If you look around on "Ask Tom", you find him saying that this is exactly the situation where comparing "costs" is pretty meaningless. As far as I understand him the only time when we (as opposed to the CBO) should look at them is when comparing the same query at a given moment with different hints - i.e. when doing the job of the CBO!
1. I have created table with some no. of rows and created one index on one of the columns. And I use this column in one of the select queries. I have execution plan for this.
2. I have updated the indexed column many times in between. So, index has grown in size. Still the execution plan for the select statement mentioned in above shows same.

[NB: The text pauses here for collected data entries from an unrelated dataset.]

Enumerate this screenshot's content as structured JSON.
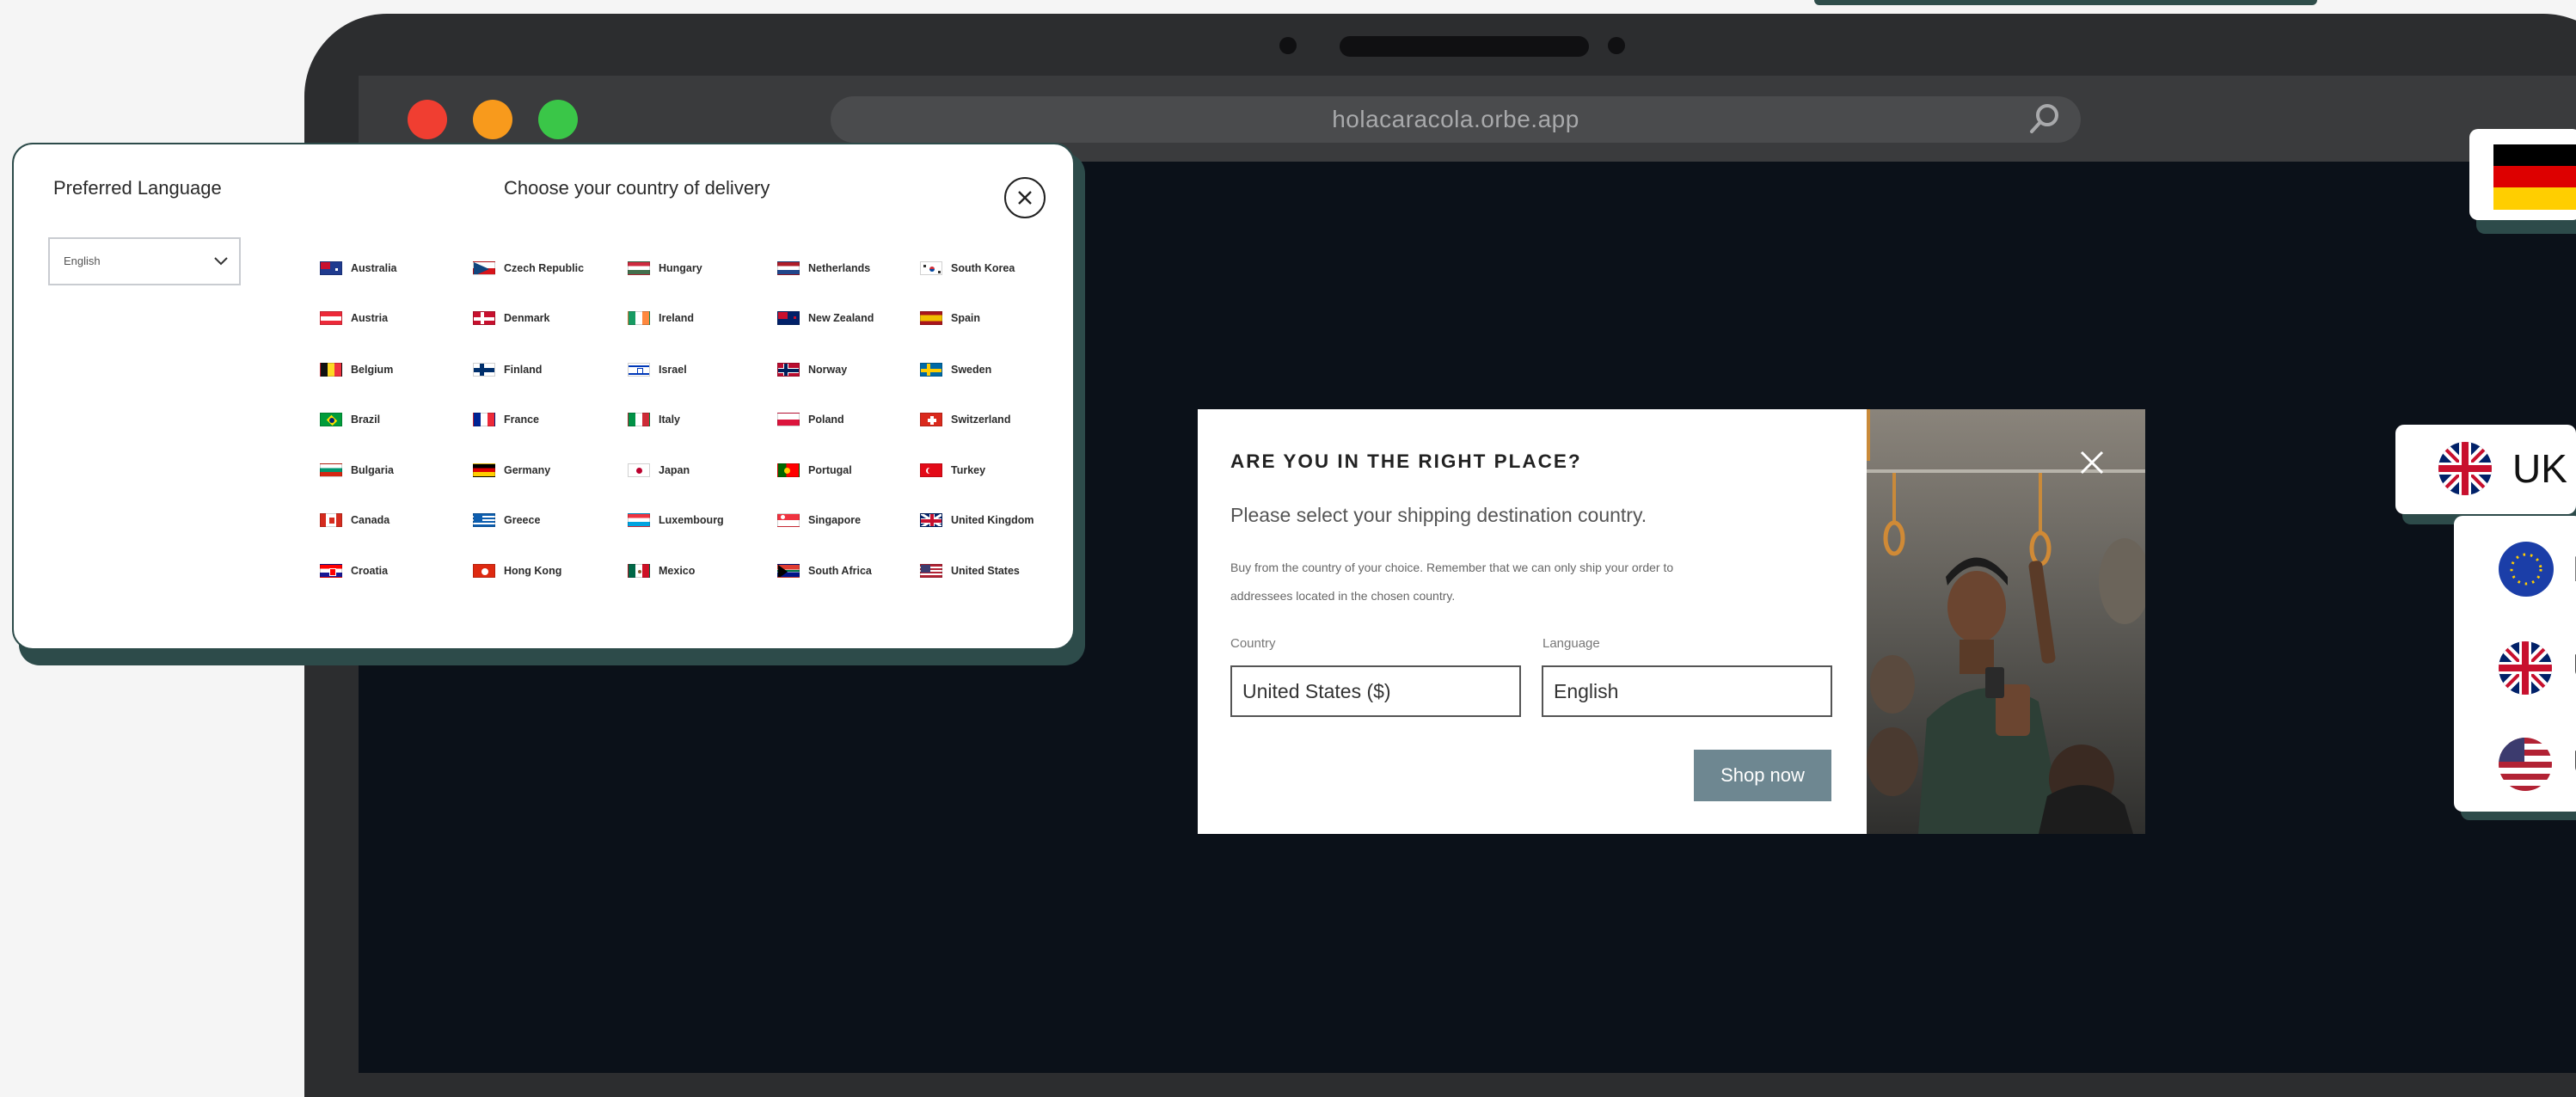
{
  "browser": {
    "url": "holacaracola.orbe.app",
    "traffic_lights": [
      "#f03e31",
      "#f89a1c",
      "#3ac648"
    ]
  },
  "country_popup": {
    "language_heading": "Preferred Language",
    "language_value": "English",
    "country_heading": "Choose your country of delivery",
    "columns": [
      [
        "Australia",
        "Austria",
        "Belgium",
        "Brazil",
        "Bulgaria",
        "Canada",
        "Croatia"
      ],
      [
        "Czech Republic",
        "Denmark",
        "Finland",
        "France",
        "Germany",
        "Greece",
        "Hong Kong"
      ],
      [
        "Hungary",
        "Ireland",
        "Israel",
        "Italy",
        "Japan",
        "Luxembourg",
        "Mexico"
      ],
      [
        "Netherlands",
        "New Zealand",
        "Norway",
        "Poland",
        "Portugal",
        "Singapore",
        "South Africa"
      ],
      [
        "South Korea",
        "Spain",
        "Sweden",
        "Switzerland",
        "Turkey",
        "United Kingdom",
        "United States"
      ]
    ]
  },
  "right_place_modal": {
    "title": "ARE YOU IN THE RIGHT PLACE?",
    "subtitle": "Please select your shipping destination country.",
    "note_line1": "Buy from the country of your choice. Remember that we can only ship your order to",
    "note_line2": "addressees located in the chosen country.",
    "country_label": "Country",
    "country_value": "United States ($)",
    "language_label": "Language",
    "language_value": "English",
    "shop_button": "Shop now"
  },
  "side_cards": {
    "uk_label": "UK",
    "currency_letters": [
      "E",
      "U",
      "U"
    ]
  },
  "colors": {
    "accent_teal": "#2d4b4a",
    "screen_bg": "#0b1119",
    "shop_button": "#6e8791"
  }
}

3. Now, I analyze the table (so the indexes get...) and populate the dictionary with new statistics. Now, I am taking the execution plan for the select query used in step 1. It shows with higher cost as the size of index is increased as per the detail available to optimizer.
4. Now, I rebuild the index and it has been reduced to its origional size. I analyze analyze the index now and populate the dictionary with latest statistics. I am getting execution plan for select statement used in step 1 and it has different cost. It's likely that the new cost could of lesser than what we got in step 3.
Dilippatel isn't getting a different execution plan -- he just wanted to know why the cost had changed. I don't think he has any problem other than understanding why this is so, and it seems like rebuilding indexes isn't apropriate to his situation.